During World War I, when the General Staff was transformed into the Serbian Supreme Command, the Subsection for Reporting of the Operation Section became the Intelligence Subsection of the Operation Section of the Supreme Command.
In 1920, four departments were established within the General Staff of the Armed Forces of the newly-formed Kingdom of Serbs, Croats and Slovenes, the fourth of which, the Intelligence Department of the General Staff, performed military intelligence and counterintelligence activities.
After the World War II, the General Staff of the Yugoslav People’s Army had an Intelligence Section which in 1947 became Second Directorate within the General Staff of the Yugoslav People’s Army.
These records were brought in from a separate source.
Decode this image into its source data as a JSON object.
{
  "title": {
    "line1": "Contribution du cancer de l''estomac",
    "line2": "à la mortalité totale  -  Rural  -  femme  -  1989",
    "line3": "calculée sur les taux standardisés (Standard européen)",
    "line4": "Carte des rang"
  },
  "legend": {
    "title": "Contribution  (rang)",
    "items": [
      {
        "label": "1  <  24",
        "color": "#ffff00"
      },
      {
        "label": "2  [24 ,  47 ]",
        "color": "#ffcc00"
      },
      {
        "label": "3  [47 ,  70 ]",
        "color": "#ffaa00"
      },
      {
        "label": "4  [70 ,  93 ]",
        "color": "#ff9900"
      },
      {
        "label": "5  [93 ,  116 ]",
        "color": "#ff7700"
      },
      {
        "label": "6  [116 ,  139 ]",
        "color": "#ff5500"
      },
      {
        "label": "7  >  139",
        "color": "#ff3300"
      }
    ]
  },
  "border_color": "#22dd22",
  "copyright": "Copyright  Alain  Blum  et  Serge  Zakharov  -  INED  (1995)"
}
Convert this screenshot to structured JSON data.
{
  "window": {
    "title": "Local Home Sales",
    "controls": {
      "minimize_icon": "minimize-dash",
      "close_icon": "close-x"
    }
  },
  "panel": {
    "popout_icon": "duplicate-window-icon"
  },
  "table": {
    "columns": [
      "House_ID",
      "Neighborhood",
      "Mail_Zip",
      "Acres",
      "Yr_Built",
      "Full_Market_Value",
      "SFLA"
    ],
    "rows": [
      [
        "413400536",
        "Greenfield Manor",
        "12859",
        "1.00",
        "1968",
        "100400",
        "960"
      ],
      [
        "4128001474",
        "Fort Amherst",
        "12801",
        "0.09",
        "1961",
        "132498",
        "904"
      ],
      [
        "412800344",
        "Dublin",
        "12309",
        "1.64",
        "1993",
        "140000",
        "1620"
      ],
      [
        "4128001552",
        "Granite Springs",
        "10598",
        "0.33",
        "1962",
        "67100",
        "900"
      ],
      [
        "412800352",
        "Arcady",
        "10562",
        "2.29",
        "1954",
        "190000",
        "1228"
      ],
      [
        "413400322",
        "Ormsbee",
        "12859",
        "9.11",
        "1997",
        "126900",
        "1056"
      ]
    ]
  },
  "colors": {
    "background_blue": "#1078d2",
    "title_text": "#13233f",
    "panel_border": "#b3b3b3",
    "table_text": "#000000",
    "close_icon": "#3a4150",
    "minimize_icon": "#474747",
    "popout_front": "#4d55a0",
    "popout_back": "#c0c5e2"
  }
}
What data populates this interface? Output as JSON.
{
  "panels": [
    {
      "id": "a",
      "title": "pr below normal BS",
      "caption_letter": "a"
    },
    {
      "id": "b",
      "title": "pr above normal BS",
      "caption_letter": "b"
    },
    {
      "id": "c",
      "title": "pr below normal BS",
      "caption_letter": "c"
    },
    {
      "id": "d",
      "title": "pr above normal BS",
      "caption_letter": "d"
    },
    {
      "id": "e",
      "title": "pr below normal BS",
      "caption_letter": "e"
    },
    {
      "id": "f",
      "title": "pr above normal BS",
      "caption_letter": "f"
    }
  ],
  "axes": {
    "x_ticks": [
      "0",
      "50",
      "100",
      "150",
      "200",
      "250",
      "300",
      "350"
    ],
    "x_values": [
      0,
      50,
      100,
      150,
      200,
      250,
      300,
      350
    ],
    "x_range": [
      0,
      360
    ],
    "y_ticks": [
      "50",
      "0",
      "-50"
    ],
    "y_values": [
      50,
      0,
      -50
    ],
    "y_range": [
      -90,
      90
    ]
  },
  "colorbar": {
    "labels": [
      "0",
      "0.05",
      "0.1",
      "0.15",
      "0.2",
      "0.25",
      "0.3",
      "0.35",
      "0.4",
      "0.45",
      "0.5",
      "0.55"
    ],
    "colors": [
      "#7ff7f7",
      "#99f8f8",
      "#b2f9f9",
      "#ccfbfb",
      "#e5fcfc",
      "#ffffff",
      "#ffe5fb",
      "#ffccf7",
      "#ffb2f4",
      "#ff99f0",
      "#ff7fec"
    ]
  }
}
Subsequently, in 1950s it was renamed to the Intelligence Directorate the General Staff of the Yugoslav People’s Army. It was in charge of assessing the level of threat to Yugoslavia, as well as of the intentions and capacities of the potential aggressor. Those estimates represented the basis for definition and adoption of the war doctrine and elaboration of the Yugoslav People’s Army’s war plans.
In 1992, after the break-up of Socialist Federal Republic of Yugoslavia and formation of Federal Republic of Yugoslavia, the Intelligence Directorate was subordinated to the General Staff of the Armed Forces of Serbia and Montenegro.
In 2004, the Intelligence Directorate of the General Staff was disbanded, and its members were transferred to a newly formed Military Intelligence Agency and
Intelligence and Reconnaissance Directorate of the General Staff.
Missions
The Military Intelligence Agency has three missions:- providing support to the state and military leadership by submitting intelligence reports on risks and threats directed from abroad against the security of Serbia;
- Intelligence support to the Serbian Armed Forces in realization of its missions and tasks;
- Representation and protection of the Ministry of Defence and Serbian Armed Forces’s interests abroad;
Organization
The Military Intelligence Agency is headed by the Director and is subdivided into following directorates:- Operations – in charge of intelligence work, its planning, organization, coordination and management
- Analytics - in charge of processing collected information, including the production of informative and analytical materials on global and regional occurrences and processes, intentions and activities of conductors of military and non-military that threaten the security of the country from abroad as well as on the situation in areas of multinational operations in which members of the Serbian Armed Forces are deployed.
- Logistics - tasked with personnel, financial, technical and logistics support necessary for all the functions and tasks of the agency through activities of human, material and financial resources management including the intelligence education and training of agency members
- Cooperation - tasked with planning, organization and realization of cooperation with foreign military intelligence and security services and international organizations.
- Planning - responsible for drawing up annual, monthly and periodic work schedules, extraordinary and regular reports as well as the other documents in this field.
- Inspector General - control of the legality of work and application of the powers of the agency's members, oversight and control of the realization of planned activities.